Overview
The Elastic Processing Unit Cloud project is an implementation of the elastic Machine Provisioning for Cloud environments, based on the jclouds framework.
The general idea is that when the elastic processing unit needs to scale out, it will provision more compute resources from the cloud, and when the resources are no longer needed, the resources will be released. In addition to provisioning the compute instances, this project will also set up GigaSpaces and launch on the remote machine so that it immediately joins the GigaSpaces cluster without requiring any manual process - this is called Agentless Installation.
Elastic Processing Unit
(Excerpt from the GigaSpaces Wiki)
An Elastic Processing Unit (EPU) is a Processing Unit with additional capabilities that simplify its deployment across multiple machines. Containers and machine resources such as Memory and CPU are automatically provisioned based on Memory and CPU requirements. When a machine failure occurs, or when scale requirements change, new machines are provisioned and the Processing Unit deployment distribution is balanced automatically. The PU scale is triggered by modifying the requirements through an API call. From that point in time the EPU continuously maintains the specified capacity (indefinitely, or until the next scale trigger).

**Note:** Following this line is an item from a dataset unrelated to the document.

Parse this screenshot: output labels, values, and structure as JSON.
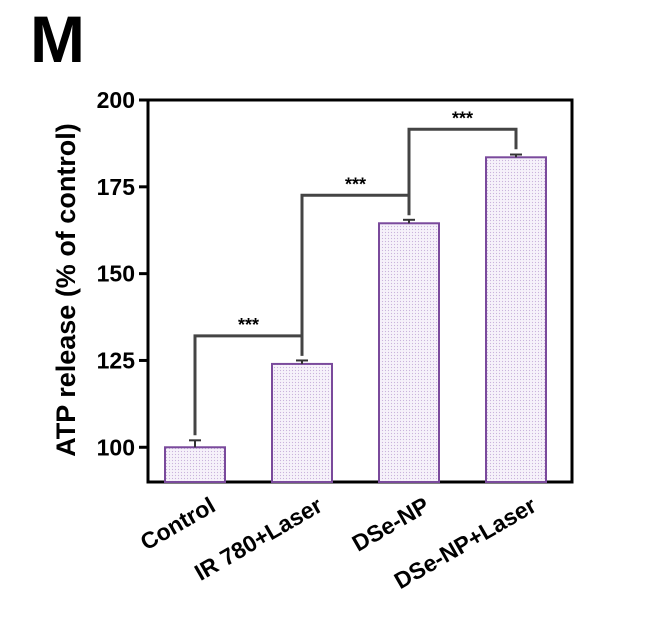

For more details about the Elastic Processing Unit see: Elastic Processing Unit at GigaSpaces
jClouds
(Excetpr from the jclouds site)
jclouds is an open source library that helps you get started in the cloud and reuse your java development skills. Our api allows you the freedom to use portable abstractions or cloud-specific features. We support many clouds including Amazon, GoGrid, Azure, vCloud, and Rackspace.
For more details about jclouds see: The jclouds Web Site
Agentless Installtion
The Agentless Installation process copies (or downloads) GigaSpaces and its dependencies to the newly started compute node, performs any required processing, and starts the GigaSpaces agent. Once the agent is up, it will join an already running GigaSpaces cluster and so will be accessible using the GigaSpaces API and tools.
How Agentless Installation Works
The installation process is often a point of some confusion, so we will start by explaining the reasoning behind this design, and how it works.
The idea behind agentless installation is to create an installation process that will work the same on all clouds. This requires that we rely on the least common denominator among clouds, rather then relying on services that may not exist on some cloud vendors. This includes:
- VM Images - these do not exist on all clouds (like bare metal clouds) and are often difficult to maintain over time and multiple versioning
- Blob Storage - may not exist on all vendors.
To meet these requirements, the installation process requires only that the newly started machine run a linux-style operating system and have SSH available. All installation and configuration are performed over SSH. Installation files can be pushed to the new node over the SSH connection or downloaded from a different location (like Amazon S3 or a software repository) by a start-up script.
We find this process is suited for a rapid development cycle - only a base Linux node is required, and all changes can be built on the development machine and pushed to the new node when it first starts up.
The installation process is as follows:
- Installer polls the target IP until the SSH port (22 by default) becomes available.
- Files are uploaded from a configurable local directory to a configurable remote directory, if the files already exist on the remote machine, they will only be copied if the local files are newer. Note that local directory may be empty, in which cases no files will be uploaded.
- If this machine is joining a running GigaSpaces cluster, the following command is executed on the remote machine, over ssh: chmod +x ~/gs-files/start-esm.sh;~/gs-files/start-esm.sh <LOCATOR_IP> agent <MACHINE_IP> &
. LOCATOR_IP is the private IP of the machine running the GIgaSpaces Lookup Service (LUS) and PRIVATE_IP is the private IP of the remote machine (useful in environments with multiple network cards)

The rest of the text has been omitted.